К весне 1471 г. переговоры с Новгородом зашли в тупик. В Новгороде пришла к власти пролитовская партия, которая пригласила на новгородский стол короля Казимира и заключила с ним договор, направленный против великого князя Московского.[256] «Князь же великий… скорбен бысть… что поити на Новгород ратью».
По буквальному смыслу летописного рассказа, великий князь принимает принципиальное решение о походе самостоятельно, в результате многих размышлений («много мыслив»). Решение великого князя — исходный момент непосредственной подготовки к походу.

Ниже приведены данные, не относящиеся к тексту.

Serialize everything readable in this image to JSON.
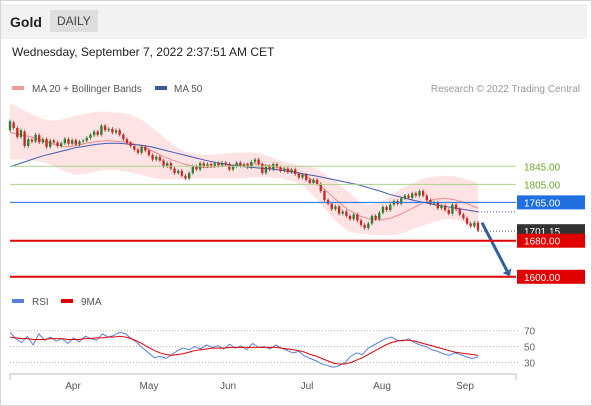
{
  "header": {
    "instrument": "Gold",
    "timeframe": "DAILY"
  },
  "timestamp": "Wednesday, September 7, 2022 2:37:51 AM CET",
  "legend": {
    "bollinger": "MA 20 + Bollinger Bands",
    "ma50": "MA 50",
    "credit": "Research © 2022 Trading Central"
  },
  "rsi_legend": {
    "rsi": "RSI",
    "ma": "9MA"
  },
  "colors": {
    "candle_up": "#2e7d32",
    "candle_down": "#c62828",
    "bollinger": "#f08a8a",
    "ma50": "#4359b8",
    "support": "#e00000",
    "resistance": "#8bc34a",
    "pivot": "#1f6fe0",
    "arrow": "#2f5f9f"
  },
  "chart_data": [
    {
      "type": "candlestick",
      "ylim": [
        1584,
        1992
      ],
      "levels": [
        {
          "label": "1845.00",
          "value": 1845,
          "kind": "resistance"
        },
        {
          "label": "1805.00",
          "value": 1805,
          "kind": "resistance"
        },
        {
          "label": "1765.00",
          "value": 1765,
          "kind": "pivot"
        },
        {
          "label": "1701.15",
          "value": 1701.15,
          "kind": "last"
        },
        {
          "label": "1680.00",
          "value": 1680,
          "kind": "support"
        },
        {
          "label": "1600.00",
          "value": 1600,
          "kind": "support"
        }
      ],
      "x_ticks": [
        "Apr",
        "May",
        "Jun",
        "Jul",
        "Aug",
        "Sep"
      ],
      "forecast_arrow": {
        "from": 1720,
        "to": 1600
      },
      "series": [
        {
          "name": "MA 50",
          "kind": "line",
          "values": [
            1844,
            1852,
            1860,
            1868,
            1874,
            1880,
            1886,
            1890,
            1894,
            1896,
            1896,
            1894,
            1892,
            1888,
            1882,
            1876,
            1870,
            1864,
            1858,
            1853,
            1849,
            1846,
            1843,
            1841,
            1839,
            1836,
            1832,
            1828,
            1824,
            1819,
            1814,
            1809,
            1804,
            1797,
            1790,
            1782,
            1776,
            1770,
            1765,
            1760,
            1756,
            1752,
            1748,
            1744
          ]
        },
        {
          "name": "MA 20",
          "kind": "line",
          "values": [
            1920,
            1915,
            1910,
            1902,
            1894,
            1888,
            1890,
            1896,
            1900,
            1902,
            1900,
            1898,
            1890,
            1880,
            1868,
            1858,
            1850,
            1844,
            1842,
            1844,
            1846,
            1848,
            1850,
            1850,
            1846,
            1840,
            1834,
            1826,
            1812,
            1792,
            1770,
            1750,
            1736,
            1728,
            1726,
            1730,
            1740,
            1752,
            1764,
            1772,
            1774,
            1770,
            1762,
            1752
          ]
        },
        {
          "name": "Bollinger Upper",
          "kind": "band",
          "values": [
            1985,
            1972,
            1960,
            1950,
            1946,
            1950,
            1958,
            1962,
            1966,
            1966,
            1964,
            1960,
            1950,
            1932,
            1912,
            1892,
            1878,
            1872,
            1870,
            1872,
            1874,
            1876,
            1876,
            1874,
            1866,
            1856,
            1850,
            1846,
            1842,
            1826,
            1810,
            1790,
            1768,
            1760,
            1764,
            1780,
            1796,
            1808,
            1818,
            1822,
            1824,
            1822,
            1816,
            1808
          ]
        },
        {
          "name": "Bollinger Lower",
          "kind": "band",
          "values": [
            1860,
            1860,
            1858,
            1854,
            1846,
            1834,
            1826,
            1828,
            1834,
            1838,
            1836,
            1832,
            1826,
            1820,
            1816,
            1816,
            1818,
            1818,
            1818,
            1818,
            1818,
            1818,
            1820,
            1820,
            1820,
            1818,
            1812,
            1800,
            1776,
            1748,
            1722,
            1702,
            1696,
            1694,
            1692,
            1692,
            1696,
            1706,
            1714,
            1722,
            1728,
            1726,
            1718,
            1706
          ]
        }
      ],
      "candles": [
        {
          "o": 1925,
          "c": 1945
        },
        {
          "o": 1942,
          "c": 1930
        },
        {
          "o": 1930,
          "c": 1910
        },
        {
          "o": 1910,
          "c": 1925
        },
        {
          "o": 1922,
          "c": 1890
        },
        {
          "o": 1890,
          "c": 1905
        },
        {
          "o": 1904,
          "c": 1900
        },
        {
          "o": 1900,
          "c": 1915
        },
        {
          "o": 1914,
          "c": 1898
        },
        {
          "o": 1898,
          "c": 1905
        },
        {
          "o": 1905,
          "c": 1888
        },
        {
          "o": 1888,
          "c": 1902
        },
        {
          "o": 1902,
          "c": 1898
        },
        {
          "o": 1898,
          "c": 1890
        },
        {
          "o": 1890,
          "c": 1896
        },
        {
          "o": 1896,
          "c": 1906
        },
        {
          "o": 1905,
          "c": 1895
        },
        {
          "o": 1895,
          "c": 1903
        },
        {
          "o": 1903,
          "c": 1893
        },
        {
          "o": 1893,
          "c": 1900
        },
        {
          "o": 1900,
          "c": 1902
        },
        {
          "o": 1902,
          "c": 1908
        },
        {
          "o": 1908,
          "c": 1915
        },
        {
          "o": 1914,
          "c": 1922
        },
        {
          "o": 1922,
          "c": 1915
        },
        {
          "o": 1915,
          "c": 1935
        },
        {
          "o": 1935,
          "c": 1925
        },
        {
          "o": 1925,
          "c": 1928
        },
        {
          "o": 1928,
          "c": 1920
        },
        {
          "o": 1920,
          "c": 1925
        },
        {
          "o": 1925,
          "c": 1915
        },
        {
          "o": 1915,
          "c": 1905
        },
        {
          "o": 1905,
          "c": 1897
        },
        {
          "o": 1897,
          "c": 1890
        },
        {
          "o": 1890,
          "c": 1882
        },
        {
          "o": 1882,
          "c": 1875
        },
        {
          "o": 1875,
          "c": 1888
        },
        {
          "o": 1888,
          "c": 1880
        },
        {
          "o": 1880,
          "c": 1870
        },
        {
          "o": 1870,
          "c": 1860
        },
        {
          "o": 1860,
          "c": 1866
        },
        {
          "o": 1866,
          "c": 1858
        },
        {
          "o": 1858,
          "c": 1845
        },
        {
          "o": 1845,
          "c": 1852
        },
        {
          "o": 1852,
          "c": 1840
        },
        {
          "o": 1840,
          "c": 1830
        },
        {
          "o": 1830,
          "c": 1835
        },
        {
          "o": 1835,
          "c": 1824
        },
        {
          "o": 1824,
          "c": 1818
        },
        {
          "o": 1818,
          "c": 1830
        },
        {
          "o": 1830,
          "c": 1845
        },
        {
          "o": 1845,
          "c": 1838
        },
        {
          "o": 1838,
          "c": 1852
        },
        {
          "o": 1852,
          "c": 1845
        },
        {
          "o": 1845,
          "c": 1850
        },
        {
          "o": 1850,
          "c": 1846
        },
        {
          "o": 1846,
          "c": 1852
        },
        {
          "o": 1852,
          "c": 1847
        },
        {
          "o": 1847,
          "c": 1853
        },
        {
          "o": 1853,
          "c": 1850
        },
        {
          "o": 1850,
          "c": 1838
        },
        {
          "o": 1838,
          "c": 1845
        },
        {
          "o": 1845,
          "c": 1853
        },
        {
          "o": 1853,
          "c": 1846
        },
        {
          "o": 1846,
          "c": 1849
        },
        {
          "o": 1849,
          "c": 1843
        },
        {
          "o": 1843,
          "c": 1855
        },
        {
          "o": 1855,
          "c": 1860
        },
        {
          "o": 1860,
          "c": 1850
        },
        {
          "o": 1850,
          "c": 1830
        },
        {
          "o": 1830,
          "c": 1845
        },
        {
          "o": 1845,
          "c": 1838
        },
        {
          "o": 1838,
          "c": 1850
        },
        {
          "o": 1850,
          "c": 1843
        },
        {
          "o": 1843,
          "c": 1835
        },
        {
          "o": 1835,
          "c": 1840
        },
        {
          "o": 1840,
          "c": 1832
        },
        {
          "o": 1832,
          "c": 1838
        },
        {
          "o": 1838,
          "c": 1828
        },
        {
          "o": 1828,
          "c": 1820
        },
        {
          "o": 1820,
          "c": 1826
        },
        {
          "o": 1826,
          "c": 1815
        },
        {
          "o": 1815,
          "c": 1808
        },
        {
          "o": 1808,
          "c": 1815
        },
        {
          "o": 1815,
          "c": 1806
        },
        {
          "o": 1806,
          "c": 1790
        },
        {
          "o": 1790,
          "c": 1770
        },
        {
          "o": 1770,
          "c": 1762
        },
        {
          "o": 1762,
          "c": 1750
        },
        {
          "o": 1750,
          "c": 1756
        },
        {
          "o": 1756,
          "c": 1740
        },
        {
          "o": 1740,
          "c": 1745
        },
        {
          "o": 1745,
          "c": 1735
        },
        {
          "o": 1735,
          "c": 1728
        },
        {
          "o": 1728,
          "c": 1738
        },
        {
          "o": 1738,
          "c": 1725
        },
        {
          "o": 1725,
          "c": 1715
        },
        {
          "o": 1715,
          "c": 1708
        },
        {
          "o": 1708,
          "c": 1718
        },
        {
          "o": 1718,
          "c": 1735
        },
        {
          "o": 1735,
          "c": 1728
        },
        {
          "o": 1728,
          "c": 1742
        },
        {
          "o": 1742,
          "c": 1755
        },
        {
          "o": 1755,
          "c": 1748
        },
        {
          "o": 1748,
          "c": 1760
        },
        {
          "o": 1760,
          "c": 1768
        },
        {
          "o": 1768,
          "c": 1762
        },
        {
          "o": 1762,
          "c": 1774
        },
        {
          "o": 1774,
          "c": 1780
        },
        {
          "o": 1780,
          "c": 1775
        },
        {
          "o": 1775,
          "c": 1785
        },
        {
          "o": 1785,
          "c": 1780
        },
        {
          "o": 1780,
          "c": 1790
        },
        {
          "o": 1790,
          "c": 1780
        },
        {
          "o": 1780,
          "c": 1770
        },
        {
          "o": 1770,
          "c": 1762
        },
        {
          "o": 1762,
          "c": 1765
        },
        {
          "o": 1765,
          "c": 1752
        },
        {
          "o": 1752,
          "c": 1758
        },
        {
          "o": 1758,
          "c": 1748
        },
        {
          "o": 1748,
          "c": 1740
        },
        {
          "o": 1740,
          "c": 1760
        },
        {
          "o": 1760,
          "c": 1750
        },
        {
          "o": 1750,
          "c": 1738
        },
        {
          "o": 1738,
          "c": 1730
        },
        {
          "o": 1730,
          "c": 1718
        },
        {
          "o": 1718,
          "c": 1712
        },
        {
          "o": 1712,
          "c": 1720
        },
        {
          "o": 1720,
          "c": 1703
        }
      ]
    },
    {
      "type": "line",
      "ylim": [
        18,
        86
      ],
      "y_ticks": [
        70,
        50,
        30
      ],
      "series": [
        {
          "name": "RSI",
          "values": [
            68,
            60,
            55,
            63,
            52,
            66,
            58,
            62,
            57,
            60,
            54,
            61,
            56,
            63,
            60,
            58,
            66,
            62,
            64,
            68,
            66,
            60,
            55,
            48,
            42,
            36,
            38,
            35,
            40,
            45,
            48,
            46,
            50,
            47,
            52,
            49,
            51,
            47,
            53,
            48,
            51,
            46,
            54,
            49,
            50,
            47,
            52,
            48,
            45,
            42,
            44,
            38,
            35,
            32,
            28,
            26,
            24,
            26,
            30,
            38,
            42,
            40,
            48,
            52,
            56,
            60,
            62,
            58,
            57,
            60,
            55,
            52,
            50,
            46,
            44,
            41,
            39,
            42,
            40,
            37,
            35,
            37
          ]
        },
        {
          "name": "9MA",
          "values": [
            62,
            61,
            60,
            60,
            59,
            59,
            59,
            60,
            60,
            60,
            59,
            59,
            59,
            60,
            60,
            61,
            61,
            62,
            62,
            63,
            62,
            60,
            57,
            53,
            49,
            45,
            42,
            40,
            39,
            40,
            41,
            43,
            45,
            46,
            47,
            48,
            48,
            48,
            49,
            49,
            49,
            49,
            49,
            49,
            49,
            49,
            49,
            48,
            47,
            46,
            45,
            43,
            40,
            38,
            35,
            32,
            29,
            28,
            28,
            30,
            33,
            36,
            40,
            44,
            48,
            52,
            55,
            57,
            58,
            58,
            57,
            55,
            53,
            51,
            49,
            47,
            45,
            43,
            42,
            41,
            40,
            39
          ]
        }
      ]
    }
  ]
}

Второй момент — извещение об этом решении ближайшим людям. Эти люди — митрополит, великая княгиня-мать и «сущии у него бояре». «Сущии бояре» — очевидно, самые близкие советчики.
«Они же, слышавше се, советуют ему, упование положив на Бога, исполнити мысль свою над Новгородцы за их неисправление и отступление». Никаких споров, по-видимому, не возникло — «встречи», которую любил Иван III и за которую «жаловал» (по словам Берсеня Беклемишева), великий князь не услышал.
Следует третий шаг. «И в той час князь великий разосла по братью свою, и по все епископы земли своея, и по князи, и по бояре своя, и по воеводы, и по вся воя своя».
Такое совещание широкого состава, своего рода церковно-служилый собор, упоминается в великокняжеской летописи впервые.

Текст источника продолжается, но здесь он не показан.